The original copy of the MS, in the Atholl Collection, has not been digitised. It is of course, possible to visit the Bell Library in Perth to view the manuscript. Naively, I thought when the pandemic is over it’ll be relatively easy to go to Perth and see this at first hand. Here we are a year later still waiting.

The Collection, consisting of around 600 books and manuscripts of Scottish music, some from the seventeenth century, has been described as one of the most important collections of its kind in existence. In addition to the Miller manuscript the collection includes 50 other flute specific items making a visit to the Bell Library well worthwhile.

A catalogue was published in 1999 and is available from the library service at a cost of £4.95 plus postage. A card index to the tunes has been compiled by a volunteer and this is currently being transferred to an Access database. Contact the library if you are looking for a particular tune. info@culturepk.org.uk

There are two main options for accessing the manuscript online.  The first is via the Village Music Project website: The VMP manuscript list is at this link. The MILLER,John MS, 1799, is item 32 in the list. The following links will take you directly to an introduction to the manuscript and the tunes in ABC and standard music notation respectively.
INFO * ABC *  PDF

The second online access option is to use  Richard Robinson’s Tunebook . The following link will allow you to see the entire Miller MS in standard notation:
http://richardrobinson.tunebook.org.uk/documents/0/11/112.html

The links associated with each tune provide download options including ABC files, a printable PDF of the tune in standard notation and a MIDI file.

My own favourite tunes from the manuscript include:

  • JMP.019 – The Bonnet Makers of Dundee (Bremner’s  1757 collection)
  • JMP.026 – The Sussex Polka  (untitled polka from the 1796-1818 MS collection of William Aylmore)
  • JMP.015 – Quick March [aka  “Auld Reckie”, or “Hoble about”] (Aird – Selection of Scotch, English, Irish and Foreign Airs, vol. 3  1788) Note the dedication on the cover! “Humbly Dedicated to the Volunteer and Defensive Bands of Great Britain and Ireland
  • JMP.062 – West’s Hornpipe (Appears in Preston’s Twenty-Four Country Dances for the Year 1798. The tune also appears in the Buttrey fife manuscript.
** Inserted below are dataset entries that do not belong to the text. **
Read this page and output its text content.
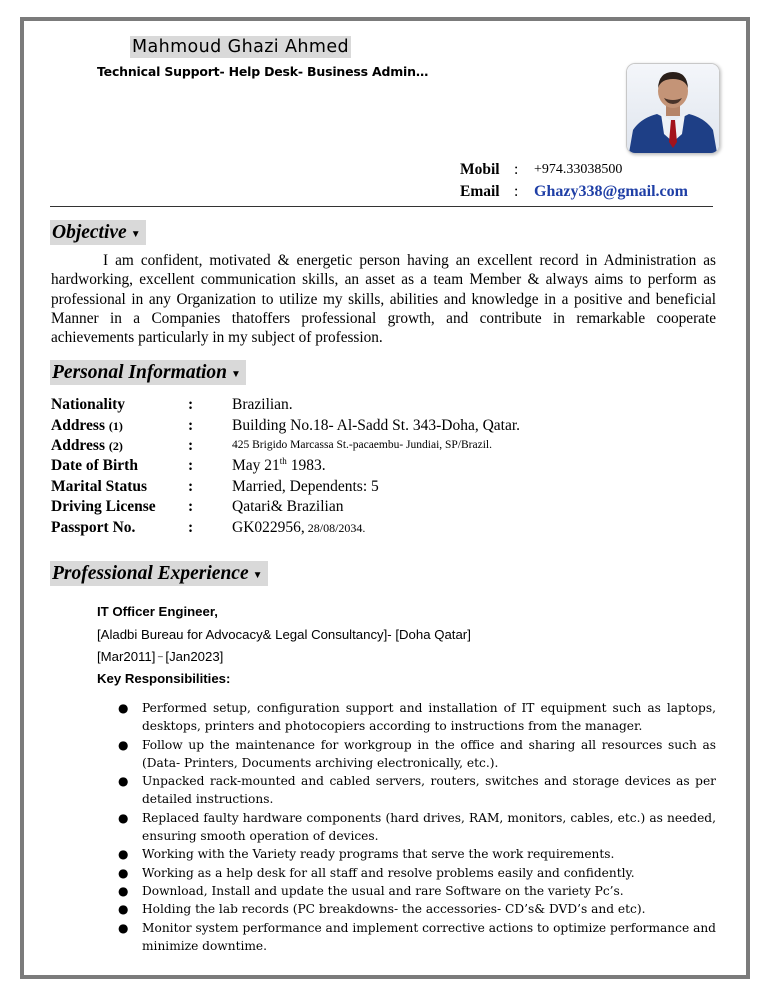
Mahmoud Ghazi Ahmed
Technical Support- Help Desk- Business Admin…
Mobil : +974.33038500
Email : Ghazy338@gmail.com
Objective ▼

I am confident, motivated & energetic person having an excellent record in Administration as hardworking, excellent communication skills, an asset as a team Member & always aims to perform as professional in any Organization to utilize my skills, abilities and knowledge in a positive and beneficial Manner in a Companies thatoffers professional growth, and contribute in remarkable cooperate achievements particularly in my subject of profession.

Personal Information ▼
Nationality	:	Brazilian.
Address (1)	:	Building No.18- Al-Sadd St. 343-Doha, Qatar.
Address (2)	:	425 Brigido Marcassa St.-pacaembu- Jundiai, SP/Brazil.
Date of Birth	:	May 21th 1983.
Marital Status	:	Married, Dependents: 5
Driving License :	Qatari& Brazilian
Passport No.	:	GK022956, 28/08/2034.
Professional Experience ▼
IT Officer Engineer,
[Aladbi Bureau for Advocacy& Legal Consultancy]- [Doha Qatar]
[Mar2011] – [Jan2023]
Key Responsibilities:
● Performed setup, configuration support and installation of IT equipment such as laptops, desktops, printers and photocopiers according to instructions from the manager.
● Follow up the maintenance for workgroup in the office and sharing all resources such as (Data- Printers, Documents archiving electronically, etc.).
● Unpacked rack-mounted and cabled servers, routers, switches and storage devices as per detailed instructions.
● Replaced faulty hardware components (hard drives, RAM, monitors, cables, etc.) as needed, ensuring smooth operation of devices.
● Working with the Variety ready programs that serve the work requirements.
● Working as a help desk for all staff and resolve problems easily and confidently.
● Download, Install and update the usual and rare Software on the variety Pc’s.
● Holding the lab records (PC breakdowns- the accessories- CD’s& DVD’s and etc).
● Monitor system performance and implement corrective actions to optimize performance and minimize downtime.
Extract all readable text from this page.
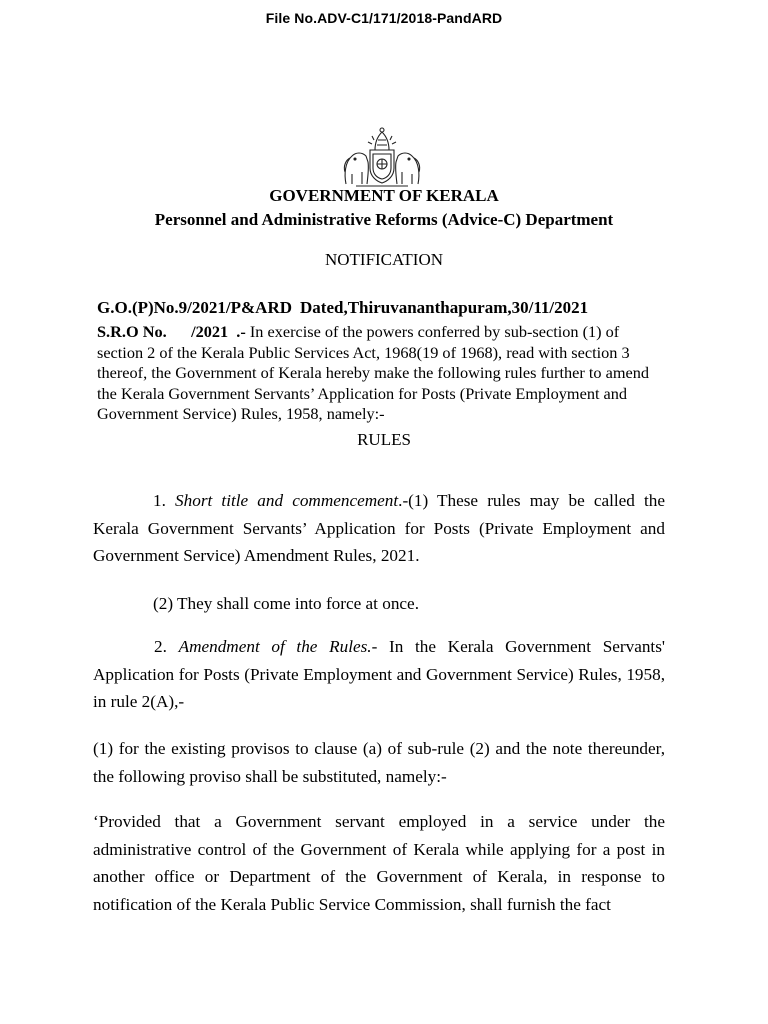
File No.ADV-C1/171/2018-PandARD
GOVERNMENT OF KERALA
Personnel and Administrative Reforms (Advice-C) Department
NOTIFICATION
G.O.(P)No.9/2021/P&ARD Dated,Thiruvananthapuram,30/11/2021
S.R.O No.      /2021  .- In exercise of the powers conferred by sub-section (1) of section 2 of the Kerala Public Services Act, 1968(19 of 1968), read with section 3 thereof, the Government of Kerala hereby make the following rules further to amend the Kerala Government Servants’ Application for Posts (Private Employment and Government Service) Rules, 1958, namely:-
RULES
1. Short title and commencement.-(1) These rules may be called the Kerala Government Servants’ Application for Posts (Private Employment and Government Service) Amendment Rules, 2021.
(2) They shall come into force at once.
2. Amendment of the Rules.- In the Kerala Government Servants' Application for Posts (Private Employment and Government Service) Rules, 1958, in rule 2(A),-
(1) for the existing provisos to clause (a) of sub-rule (2) and the note thereunder, the following proviso shall be substituted, namely:-
‘Provided that a Government servant employed in a service under the administrative control of the Government of Kerala while applying for a post in another office or Department of the Government of Kerala, in response to notification of the Kerala Public Service Commission, shall furnish the fact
This tune is now a regular fife and Lambeg drum repertoire)

Cover of Volume 3 of Aird’s Collection published in 1878 (c) National Library of Scotland

Although this is only a small sample from the manuscript, it does support a view that Miller’s had a source that had access to contemporary music collections, like Aird’s, Bremner’s and  Preston’s  published in the late 1700s.

Another feature of the manuscript is the number of tunes (like West’s Hornpipe) that are now part of the Orange Order fife and drum tradition.

Cover of With Fife and Drum by Gary Hastings (c) Gary Hastings

Perhaps this isn’t surprising; in the late 1790s Orangeism quickly spread in the North of Ireland; by early 1797 as many as 30,000 Orangemen had enlisted in Ulster yeomanry corps. Miller, and his regiment, must have found himself in the middle of a society where Protestant/ Orange Order values were very influential.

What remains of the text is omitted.